Ha anche accettato di eliminare l’EKAS, un assegno integrativo per pensionati indigenti entro il 2018, sostituendolo con un altro strumento che però non ha ancora chiarito quale dovrebbe essere. L’EKAS contribuisce a portare il reddito minimo di circa 200 mila pensionati greci a circa 700 euro al mese (per fare un confronto, le pensioni minime in Italia sono di circa 500 euro al mese). Insieme alle pensioni, il tema più problematico per le trattative è quello dell’IVA. Il governo greco ha proposto di spostare tutto il cibo nella fascia di IVA del 13 per cento, da quella del 23 per cento dove si trova ora. Ha chiesto anche che gli hotel vengano spostati nella fascia di IVA del 13 per cento per aiutare l’industria turistica del paese. Il governo greco ha anche chiesto la creazione di un’aliquota al 6 per cento al posto delle sole due da 13 e 23 proposte dall’Europa.
Su altri fronti, il nuovo piano presentato da Tsipras ha eliminato alcune concessioni fatte in passato. Ad esempio è stata ripristinata la richiesta di mantenere un’esenzione del 30 per cento sull’IVA pagata dagli abitanti delle isole greche, un tema molto caro ai Greci Indipendenti, la formazione di destra che appoggia il governo Tsipras. La ragione dell’esenzione è che la vita in molte delle isole greche più lontane dalla terraferma è più costosa che nel resto del paese. Il piano contiene anche molte altre misure, come ad esempio un aumento della tassazione sul gioco d’azzardo, sui beni di lusso e diverse altre entrate una tantum. Infine, Tsipras si è rifiutato di tagliare la spesa militare di 400 milioni di euro, come chiesto dai creditori, e ha proposto un taglio di soli 200 milioni.
Per quanto riguarda le pensioni, i creditori hanno chiesto l’eliminazione dell’EKAS (e non la sua “sostituzione”) entro il 2019, concedendo un anno di tempo in più rispetto alla richiesta precedente.
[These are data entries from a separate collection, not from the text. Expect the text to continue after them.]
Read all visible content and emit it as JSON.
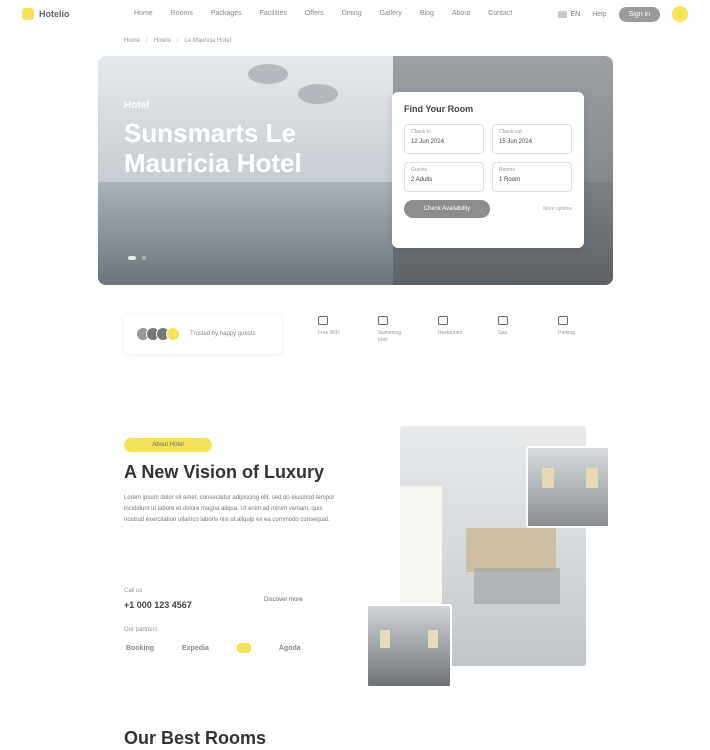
{
  "nav": {
    "logo": "Hotelio",
    "items": [
      "Home",
      "Rooms",
      "Packages",
      "Facilities",
      "Offers",
      "Dining",
      "Gallery",
      "Blog",
      "About",
      "Contact"
    ],
    "language": "EN",
    "help": "Help",
    "signin": "Sign in"
  },
  "breadcrumb": [
    "Home",
    "Hotels",
    "Le Mauricia Hotel"
  ],
  "hero": {
    "subtitle": "Hotel",
    "title": "Sunsmarts Le Mauricia Hotel"
  },
  "booking": {
    "title": "Find Your Room",
    "checkin_label": "Check-in",
    "checkin_value": "12 Jun 2024",
    "checkout_label": "Check-out",
    "checkout_value": "15 Jun 2024",
    "guests_label": "Guests",
    "guests_value": "2 Adults",
    "rooms_label": "Rooms",
    "rooms_value": "1 Room",
    "button": "Check Availability",
    "link": "More options"
  },
  "rating": {
    "text": "Trusted by happy guests"
  },
  "features": [
    {
      "icon": "wifi-icon",
      "label": "Free WiFi"
    },
    {
      "icon": "pool-icon",
      "label": "Swimming pool"
    },
    {
      "icon": "restaurant-icon",
      "label": "Restaurant"
    },
    {
      "icon": "spa-icon",
      "label": "Spa"
    },
    {
      "icon": "parking-icon",
      "label": "Parking"
    }
  ],
  "about": {
    "tag": "About Hotel",
    "title": "A New Vision of Luxury",
    "text": "Lorem ipsum dolor sit amet, consectetur adipiscing elit, sed do eiusmod tempor incididunt ut labore et dolore magna aliqua. Ut enim ad minim veniam, quis nostrud exercitation ullamco laboris nisi ut aliquip ex ea commodo consequat.",
    "call_label": "Call us",
    "call_number": "+1 000 123 4567",
    "discover": "Discover more",
    "partners_label": "Our partners",
    "partners": [
      "Booking",
      "Expedia",
      "Agoda"
    ]
  },
  "rooms": {
    "title": "Our Best Rooms"
  }
}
Sulla data in cui l’età pensionabile dovrà essere portata a 67 anni, invece, creditori e governo greco hanno più o meno trovato un accordo sul 2022, anche se ci sono ancora divisioni su aspetti secondari della questione. I creditori hanno anche accettato l’aliquota IVA al 6 per cento in cui dovrebbero finire prodotti farmaceutici, libri e biglietti del teatro: hanno inoltre accettato che l’energia elettrica rimanga nell’aliquota “di mezzo”, quella al 13 per cento. Chiedono però che il cibo “processato” e i ristoranti siano tassati con l’aliquota al 23 per cento.
Infine i creditori hanno mantenuto la proposta di una tassa sui beni di lusso, ma hanno escluso la possibilità di mantenere uno sconto IVA alle isole. La ragione, sostengono, è che gli abitanti delle isole greche hanno in media redditi molto elevati. Non è ancora chiaro come si svolgerà il referendum e cosa sarà chiesto ai greci esattamente, ma è probabile che questo piano proposto dai creditori sia la versione finale, o quasi, di quello che la Grecia dovrà accettare se al referendum dovessero vince i “sì” all’accordo.
In sintesi. I programmi presentati dal governo greco sono più centrati sull’aumento di tasse, quelli dei creditori puntano più ai tagli di spesa, ma nessuno dei due contiene un piano di riforme organiche per cambiare la Grecia. Come ha scritto l’analista finanziario Mario Seminerio sul Sole 24 Ore, nel corso della trattativa entrambe le parti hanno presentato soltanto «manovre correttive contabili» che servivano principalmente a risolvere a breve tempo la situazione del paese. Senza avere un’ottica di lungo periodo, i problemi strutturali della Grecia, come l’inefficienza della pubblica amministrazione, l’elevatissima evasione fiscale, l’immobilità del mercato del lavoro, resteranno inalterati rendendo molto complicato al paese riprendere a crescere.